Monday, September 1, 2014

A Descendant of Llewelyn Fawr

As excited as I am to start my Welsh class tomorrow evening, it's making me a bit nervous with the anxieties of an older middle-aged man not sure about starting a college class after 30 some years. The young tend to jump into life-changing ventures like college, missions, and even marriage more excitedly than anxious.

Then I was playing around with BYU's great ancestral connections program (Which Norton seems to think an unsafe site linked as it is to family history information). And I discovered something grand. OK, it's good enough to be a direct descendant of Henry II and Eleanor of Aquitaine even if through the "lacklanded" son. But it was the next few generations that stir my blood - as direct descendant of Llewelyn ap Iorweth - Llewelyn the Great and the Lady Joan, illegitimate daughter of King John. And their daughter Elen who connects to me down through English nobility until, surprisingly, my Welsh Vaughans marry into their descendants in Northern England, Yorkshire and Durham.
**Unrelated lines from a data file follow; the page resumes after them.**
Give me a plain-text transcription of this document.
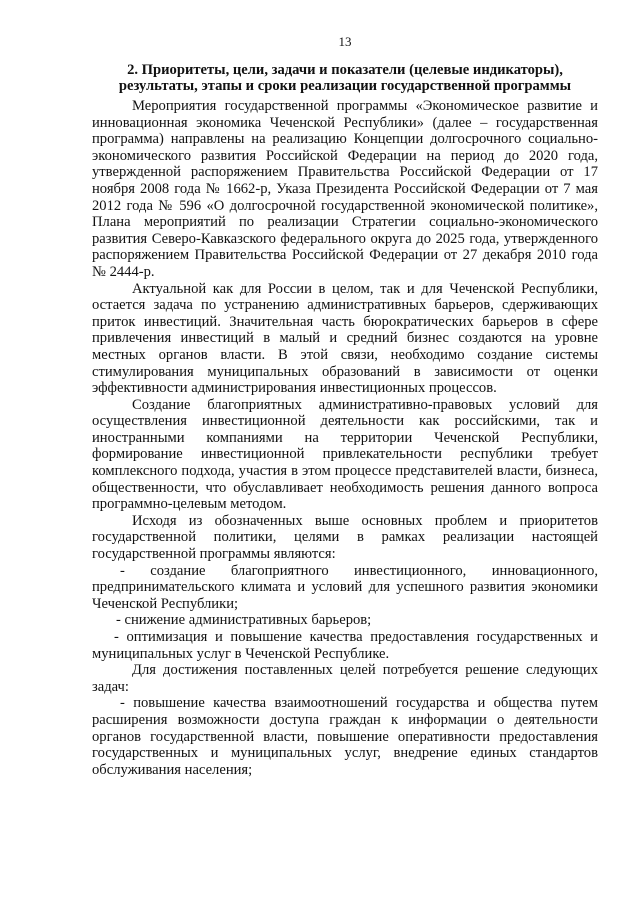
13
2. Приоритеты, цели, задачи и показатели (целевые индикаторы),
результаты, этапы и сроки реализации государственной программы

Мероприятия государственной программы «Экономическое развитие и инновационная экономика Чеченской Республики» (далее – государственная программа) направлены на реализацию Концепции долгосрочного социально-экономического развития Российской Федерации на период до 2020 года, утвержденной распоряжением Правительства Российской Федерации от 17 ноября 2008 года № 1662-р, Указа Президента Российской Федерации от 7 мая 2012 года № 596 «О долгосрочной государственной экономической политике», Плана мероприятий по реализации Стратегии социально-экономического развития Северо-Кавказского федерального округа до 2025 года, утвержденного распоряжением Правительства Российской Федерации от 27 декабря 2010 года № 2444-р.

Актуальной как для России в целом, так и для Чеченской Республики, остается задача по устранению административных барьеров, сдерживающих приток инвестиций. Значительная часть бюрократических барьеров в сфере привлечения инвестиций в малый и средний бизнес создаются на уровне местных органов власти. В этой связи, необходимо создание системы стимулирования муниципальных образований в зависимости от оценки эффективности администрирования инвестиционных процессов.

Создание благоприятных административно-правовых условий для осуществления инвестиционной деятельности как российскими, так и иностранными компаниями на территории Чеченской Республики, формирование инвестиционной привлекательности республики требует комплексного подхода, участия в этом процессе представителей власти, бизнеса, общественности, что обуславливает необходимость решения данного вопроса программно-целевым методом.

Исходя из обозначенных выше основных проблем и приоритетов государственной политики, целями в рамках реализации настоящей государственной программы являются:

- создание благоприятного инвестиционного, инновационного, предпринимательского климата и условий для успешного развития экономики Чеченской Республики;

- снижение административных барьеров;

- оптимизация и повышение качества предоставления государственных и муниципальных услуг в Чеченской Республике.

Для достижения поставленных целей потребуется решение следующих задач:

- повышение качества взаимоотношений государства и общества путем расширения возможности доступа граждан к информации о деятельности органов государственной власти, повышение оперативности предоставления государственных и муниципальных услуг, внедрение единых стандартов обслуживания населения;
These Royal Welsh ancestors are well known to me from reading Sharon Kay Penman's excellent Here be Dragons trilogy of the last true Princes of Wales. I highly recommend the books whether you're a Welsh cousin or not.

Speaking of Welsh Cousins, I came across a cool map on the Ameri-Cymru Facebook page. It shows the percentage of those with Welsh ancestry in each county of the US. Many went to the industrial areas of West Virginia, Pennsylvania, and New York, of course, including some of the Vaughans. And the results of Mormon missionary work in the 19th Century can be seen in the Intermountain West. That one dark red county is Oneida in Idaho where Malad was settled by Mormon Welsh immigrants (and not many others, apparently.)


OK. I think I'm back excited and brave enough to start class tomorrow.